5 | Perihal Keajaiban

37 6 5
                                    

Dalam hidup, banyak orang mendambakan keajaiban terjadi pada dirinya. Keajaiban yang bisa hadir dalam bentuk apa saja. Termasuk terbebas dari sesuatu yang selama ini menjerat dan mengikat. 

Tetapi hal itu, tidak berlaku untuk Aretha Prameswari. Gadis itu telah mendambakan keajaiban bertahun-tahun lalu, tetapi keajaiban tidak pernah bersahabat padanya. Sampai ia benar-benar meyakini bahwa tidak ada keajaiban di dunia nyata. 

Namun, hari ini, untuk pertama kalinya, Aretha ingin menentang kepercayaannya itu. Ia ingin keajaiban datang untuk kali ini saja. 

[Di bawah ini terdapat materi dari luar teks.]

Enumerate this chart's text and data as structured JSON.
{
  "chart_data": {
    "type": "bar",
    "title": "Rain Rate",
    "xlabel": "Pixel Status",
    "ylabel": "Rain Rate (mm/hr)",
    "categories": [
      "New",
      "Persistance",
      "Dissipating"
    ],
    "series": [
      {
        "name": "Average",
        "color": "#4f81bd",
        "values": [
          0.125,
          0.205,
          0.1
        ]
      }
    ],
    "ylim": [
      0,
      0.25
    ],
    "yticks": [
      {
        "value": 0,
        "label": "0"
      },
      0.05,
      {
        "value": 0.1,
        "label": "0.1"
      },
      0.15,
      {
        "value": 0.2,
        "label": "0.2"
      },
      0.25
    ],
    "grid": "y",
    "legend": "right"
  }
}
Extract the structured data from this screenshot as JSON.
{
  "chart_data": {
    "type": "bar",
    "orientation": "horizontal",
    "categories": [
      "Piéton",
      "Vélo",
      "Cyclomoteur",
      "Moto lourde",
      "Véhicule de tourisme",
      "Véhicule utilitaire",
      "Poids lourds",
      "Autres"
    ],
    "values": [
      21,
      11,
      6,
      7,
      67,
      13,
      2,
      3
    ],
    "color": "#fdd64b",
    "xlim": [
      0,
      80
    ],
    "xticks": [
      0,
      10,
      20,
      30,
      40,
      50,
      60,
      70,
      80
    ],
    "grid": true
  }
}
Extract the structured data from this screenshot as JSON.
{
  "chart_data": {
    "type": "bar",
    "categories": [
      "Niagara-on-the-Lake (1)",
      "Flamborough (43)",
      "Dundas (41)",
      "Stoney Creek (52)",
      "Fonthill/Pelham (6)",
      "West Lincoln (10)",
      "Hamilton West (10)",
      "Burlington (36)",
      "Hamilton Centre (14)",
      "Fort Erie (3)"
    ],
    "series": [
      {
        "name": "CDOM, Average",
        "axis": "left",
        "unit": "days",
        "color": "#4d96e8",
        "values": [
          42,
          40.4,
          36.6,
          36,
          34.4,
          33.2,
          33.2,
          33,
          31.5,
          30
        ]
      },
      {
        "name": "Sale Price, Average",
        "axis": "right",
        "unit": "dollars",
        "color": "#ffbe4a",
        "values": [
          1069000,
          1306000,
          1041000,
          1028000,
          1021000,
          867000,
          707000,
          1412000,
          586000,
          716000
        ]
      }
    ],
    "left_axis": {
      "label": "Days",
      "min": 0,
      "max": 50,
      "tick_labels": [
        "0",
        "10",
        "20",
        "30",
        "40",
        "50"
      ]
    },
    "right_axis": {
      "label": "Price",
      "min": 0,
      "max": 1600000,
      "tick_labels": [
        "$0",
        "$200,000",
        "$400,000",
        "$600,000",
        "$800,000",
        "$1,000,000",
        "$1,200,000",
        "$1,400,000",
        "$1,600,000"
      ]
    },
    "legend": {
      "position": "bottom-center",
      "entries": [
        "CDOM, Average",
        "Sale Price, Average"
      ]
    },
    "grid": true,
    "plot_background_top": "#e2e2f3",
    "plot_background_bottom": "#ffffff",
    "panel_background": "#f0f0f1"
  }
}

Sejak duduk di ruang kepala sekolah, Aretha sudah merapalkan kalimat memohon agar Tuhan menolingnya. Karena kali ini, dirinya memang tidak akan terselamatkan. Kecuali keajaiban datang dan menariknya dari kesulitan.

Pak Lesmana—sang kepala sekolah—sudah memutuskan untuk menggantikan posisi Aretha sebagai ketua ekskul model kepada Sisyl. Beliau benar-benar tidak ingin nama sekolah mereka tercoreng hanya karena siswi kebanggaan sekolah itu mabuk-mabukan.

“Maaf, Pak, apa tidak ada keputusan lain selain menurunkan jabatan?” Bu Bianca yang juga ada di dalam ruangan itu berusaha mencari cara agar dapat mempertahan jabatan Aretha. Ia akan tetap membela meskipun seandainya orang di foto itu benar-benar Aretha.

Ia sudah melihat bagaimana kinerja Aretha sebagai ketua. Meskipun masih duduk di kelas sepuluh, kemampuan gadis itu memang tidak bisa diragukan.

“Tidak! Keputusan saya sudah bulat. Saya harus melakukan ini sebelum SMA Nusa Cendana tercoreng,” ucapnya tegas. Keputusan itu sudah bulat, ia tidak perlu bertanya pada Aretha atas kebenaran foto itu. Yang paling penting, nama sekolahnya tidak tercoreng.

“Tapi Aretha siswi berprestasi—”

“Justru itu!” potong Pak Lesmana. “Justru karena Aretha siswi berprestasi, saya mengambil tindakan tegas atas perlakuannya.”

Bu Bianca menoleh saat melihat gadis di sebelahnya menghela napas berat. Ia cukup heran dengan ekspresi Aretha yang sangat tenang. Jelas tidak terlihat sedih atau marah atas keputusan yang barusan ia dengar. 

Padahal, Bu Bianca tahu, selama ini ia sudah berusaha sekeras mungkin mempertahankan agar posisinyabtidak digantikan oleh siapapun.

“Ada yang ingin kamu katakan, Aretha?” tanya Pak Lesmana saat melihat Aretha yang sejak tadi tidak nersuara.

Gadis itu tersnyum tipis. Kemudian mengalihkan pandangan ke arah sang kepala sekolah. “Bagaimana jika saya bisa membuktikan kalau yang ada di foto itu bukan saya?” ucapnya cukup yakin. 

Tidak ada pilihan lain, ia harus mencari cara agar memiliki bukti meskipun hal itu terlihat sangat mustahil. 

Kepala sekolah itu menaikan sebelah alisnya, dirinya merasa tertantang dengan ucapan siswi kebanggan sekolah tersebut. “Baik. Jika kamu bisa membuktikan, kamu akan tetap bertahan dengan jabatan ketua ekskul.”

Baik Aretha maupun Bu Bianca tersenyum mendengarnya. Meskipun Aretha di penuhi kebingungan saat memikirkan cara mencari bukti-bukti.

“Saya beri waktu empat puluh delapan jam untuk kamu mengumpulkan bukti. Jika kamu  gagal, saya minta kamu untuk mengakui kesalahan di depan seluruh murid SMA Nusa Cendana saat ucapara selesai.”

Aretha menelan salivanya. 

“Siap, Pak. Terimakasih atas kesempatannya. Saya dan Aretha izin keluar,” kata Bu Bianca sopan. Tanpa berpikir kalimat kedua Pak Lesmana justru menjadi ancaman bagi Aretha.

Setelah kepala sekolah tersebut mengizinkan, mereka keluar dari ruangan. 

“Aretha,” panggilnya.  “Saya percaya, yang ada di foto itu bukan kamu. Saya mau kamu membuktikan semuanya dan tetap bertahan.”